Although also trained in the medieval Dhrupad genre, the uncle-nephew duo restricts its repertoire to the modern mainstream genre, Khayal, and the romanticist genres, Thumris, Dadra, and Ghazal. The pair had, since their alliance, performed widely in Europe, North America, the Middle East, and South Asia, and released several recordings. One highly unusual CD released in 1992 on the ECM label is entitled Ragas and Sagas, which is a collaboration with Norwegian saxophonist Jan Garbarek. Fateh Ali has performed all over the world and has many students internationally. One of his favourite students was Deeyah from Norway. She is originally half Afghan and half Pakistani. She was born in Norway. And now she is in UK and have become an Emmy Award winner film maker.

In the latter half of the 20th century, the Patiala style of Khyal singing has been represented by two streams of the gharana. One stream, gave the music world the Amanat Ali Khan and Bade Fateh Ali Khan duo. The other stream, through its training of Patiala-Kasur gharana vocalists, produced Bade Ghulam Ali Khan (1903–1968), his brother Barkat Ali Khan (1907–1963), and the former's son, Munawar Ali Khan (1933–1989). With the stylistic distinctiveness and continuity of Khayal gharanas having fallen prey to socio-cultural changes on both sides of the India-Pakistan border, Bade Fateh Ali Khan is hailed as the last of the thoroughbred Patiala Gharana vocalists.

===Notable students===
On Bade Fateh Ali Khan's death, his younger brother Hamid Ali Khan described him as a father figure for their entire family and also his teacher who taught him everything he knows about classical music.

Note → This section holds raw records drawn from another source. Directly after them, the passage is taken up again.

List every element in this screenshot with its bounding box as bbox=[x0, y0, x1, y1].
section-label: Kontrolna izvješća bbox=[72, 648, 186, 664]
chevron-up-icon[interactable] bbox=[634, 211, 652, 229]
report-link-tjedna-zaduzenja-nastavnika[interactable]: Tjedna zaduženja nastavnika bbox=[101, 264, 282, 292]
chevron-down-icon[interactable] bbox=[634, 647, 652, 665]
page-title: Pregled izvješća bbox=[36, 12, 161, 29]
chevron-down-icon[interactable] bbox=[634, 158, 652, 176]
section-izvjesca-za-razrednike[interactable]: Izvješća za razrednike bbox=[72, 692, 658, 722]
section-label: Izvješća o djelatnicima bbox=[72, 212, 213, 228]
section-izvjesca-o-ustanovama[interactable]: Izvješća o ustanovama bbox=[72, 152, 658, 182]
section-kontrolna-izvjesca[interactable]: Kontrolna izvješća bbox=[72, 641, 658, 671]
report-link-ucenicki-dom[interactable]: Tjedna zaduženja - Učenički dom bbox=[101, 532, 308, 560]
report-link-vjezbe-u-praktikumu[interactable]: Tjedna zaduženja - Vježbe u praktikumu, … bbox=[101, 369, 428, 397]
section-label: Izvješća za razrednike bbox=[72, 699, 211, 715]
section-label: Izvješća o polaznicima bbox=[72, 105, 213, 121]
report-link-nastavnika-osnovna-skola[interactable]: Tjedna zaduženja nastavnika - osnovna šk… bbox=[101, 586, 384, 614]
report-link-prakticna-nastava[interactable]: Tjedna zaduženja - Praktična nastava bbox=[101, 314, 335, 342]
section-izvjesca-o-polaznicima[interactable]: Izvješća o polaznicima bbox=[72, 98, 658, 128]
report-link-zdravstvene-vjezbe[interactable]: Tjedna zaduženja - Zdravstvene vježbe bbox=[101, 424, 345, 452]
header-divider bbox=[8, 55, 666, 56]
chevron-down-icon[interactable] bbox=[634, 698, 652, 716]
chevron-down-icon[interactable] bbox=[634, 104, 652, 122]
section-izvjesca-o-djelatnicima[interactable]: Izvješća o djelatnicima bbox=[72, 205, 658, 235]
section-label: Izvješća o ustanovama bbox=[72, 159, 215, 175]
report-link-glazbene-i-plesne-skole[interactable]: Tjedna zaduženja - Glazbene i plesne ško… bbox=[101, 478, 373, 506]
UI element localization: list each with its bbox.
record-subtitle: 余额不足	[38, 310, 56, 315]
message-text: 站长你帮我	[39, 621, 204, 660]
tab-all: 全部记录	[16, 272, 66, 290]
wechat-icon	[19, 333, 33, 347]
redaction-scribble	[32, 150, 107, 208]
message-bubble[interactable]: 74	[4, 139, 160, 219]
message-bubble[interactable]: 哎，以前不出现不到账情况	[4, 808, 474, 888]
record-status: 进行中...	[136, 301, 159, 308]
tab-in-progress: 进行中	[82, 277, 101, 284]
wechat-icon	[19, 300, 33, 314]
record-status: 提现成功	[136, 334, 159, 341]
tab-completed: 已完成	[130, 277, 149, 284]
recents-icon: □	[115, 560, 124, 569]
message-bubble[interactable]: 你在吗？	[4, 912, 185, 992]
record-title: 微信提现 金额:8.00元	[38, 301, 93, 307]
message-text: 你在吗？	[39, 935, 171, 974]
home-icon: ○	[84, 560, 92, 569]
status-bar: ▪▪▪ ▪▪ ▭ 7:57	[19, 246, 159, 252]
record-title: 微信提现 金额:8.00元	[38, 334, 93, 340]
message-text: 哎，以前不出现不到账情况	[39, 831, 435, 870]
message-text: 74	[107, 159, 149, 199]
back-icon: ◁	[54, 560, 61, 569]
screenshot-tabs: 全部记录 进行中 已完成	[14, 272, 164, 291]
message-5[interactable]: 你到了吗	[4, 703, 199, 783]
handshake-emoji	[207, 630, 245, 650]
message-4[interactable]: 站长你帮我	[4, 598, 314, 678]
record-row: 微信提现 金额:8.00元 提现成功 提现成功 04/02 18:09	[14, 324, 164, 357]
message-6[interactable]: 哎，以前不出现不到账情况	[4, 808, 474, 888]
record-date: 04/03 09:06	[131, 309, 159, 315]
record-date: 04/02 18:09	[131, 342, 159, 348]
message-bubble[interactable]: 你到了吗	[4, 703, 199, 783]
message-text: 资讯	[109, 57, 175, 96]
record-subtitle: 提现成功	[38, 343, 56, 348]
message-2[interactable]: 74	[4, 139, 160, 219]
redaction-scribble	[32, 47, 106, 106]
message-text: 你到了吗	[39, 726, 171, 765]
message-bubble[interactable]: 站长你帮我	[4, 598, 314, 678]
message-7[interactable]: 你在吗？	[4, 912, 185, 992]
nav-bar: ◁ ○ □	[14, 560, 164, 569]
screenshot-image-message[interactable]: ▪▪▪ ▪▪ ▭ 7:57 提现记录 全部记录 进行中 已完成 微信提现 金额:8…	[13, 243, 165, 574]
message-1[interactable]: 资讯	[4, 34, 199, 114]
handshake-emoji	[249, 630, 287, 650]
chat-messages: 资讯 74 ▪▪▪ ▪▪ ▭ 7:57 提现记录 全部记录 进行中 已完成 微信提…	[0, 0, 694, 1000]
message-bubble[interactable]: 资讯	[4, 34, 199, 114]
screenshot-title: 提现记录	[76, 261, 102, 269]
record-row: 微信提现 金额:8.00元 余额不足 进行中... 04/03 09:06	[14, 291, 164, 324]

His disciple, Ahmad Wali of Afghanistan, had shown such talent at a young age that Ustad bestowed upon Ahmad Wali his own name thus calling him Ahmad Wali Fateh Ali Khan. Ahmad Wali Fateh Ali Khan was born in 1987 and was first taught by Syed Muhibullah Hashimi and now Wali Fateh Ali Khan is a popular vocalist in Afghanistan. The famous nohakhawan Haider Rizvi Alhussaini was also a student of the great Bade Fateh Ali Khan. In 2016, he teaches classical music classes at Pakistan National Council of Arts (PNCA) in Islamabad as he has gotten older.

Ustad Fateh Ali Khan's signature vocal style has influenced many singers around the world, including classical vocal prodigy, Shyam Panchmatia, about whom the Ustad said, "we are fortunate that such young talent exists around the world; the future of our music is safe in their hands." Shyam's exposition of Raag Megh from the Patiala Gharana has been featured on the BBC after being performed internationally.

Other notable students include Amanat Ali Khan's son, Shafqat Amanat Ali, an accomplished classical, pop, and playback singer who has brought attention to several Patiala gharana compositions penned by Fateh Ali and Amanat Ali by arranging the scores in more contemporary styles.

== Death==
Khan developed lung disease in late 2016 and was admitted to PIMS Hospital in Islamabad where he died on 4 January 2017 at the age of 82. His funeral prayers were held in Lahore, Pakistan. In March 2017, a tribute event was organised at the Arts Council of Pakistan, Karachi in his honour and remembrance. He was buried at Mominpura Graveyard in Lahore where his brother and singing partner Amanat Ali Khan and nephew Asad Amanat Ali Khan are also buried.

==Awards and recognition==
- Pride of Performance Award in 1969 by the President of Pakistan (honoured together with Amanat Ali Khan).
- Tamgha-e-Imtiaz (Medal of Distinction) by the Government of Pakistan.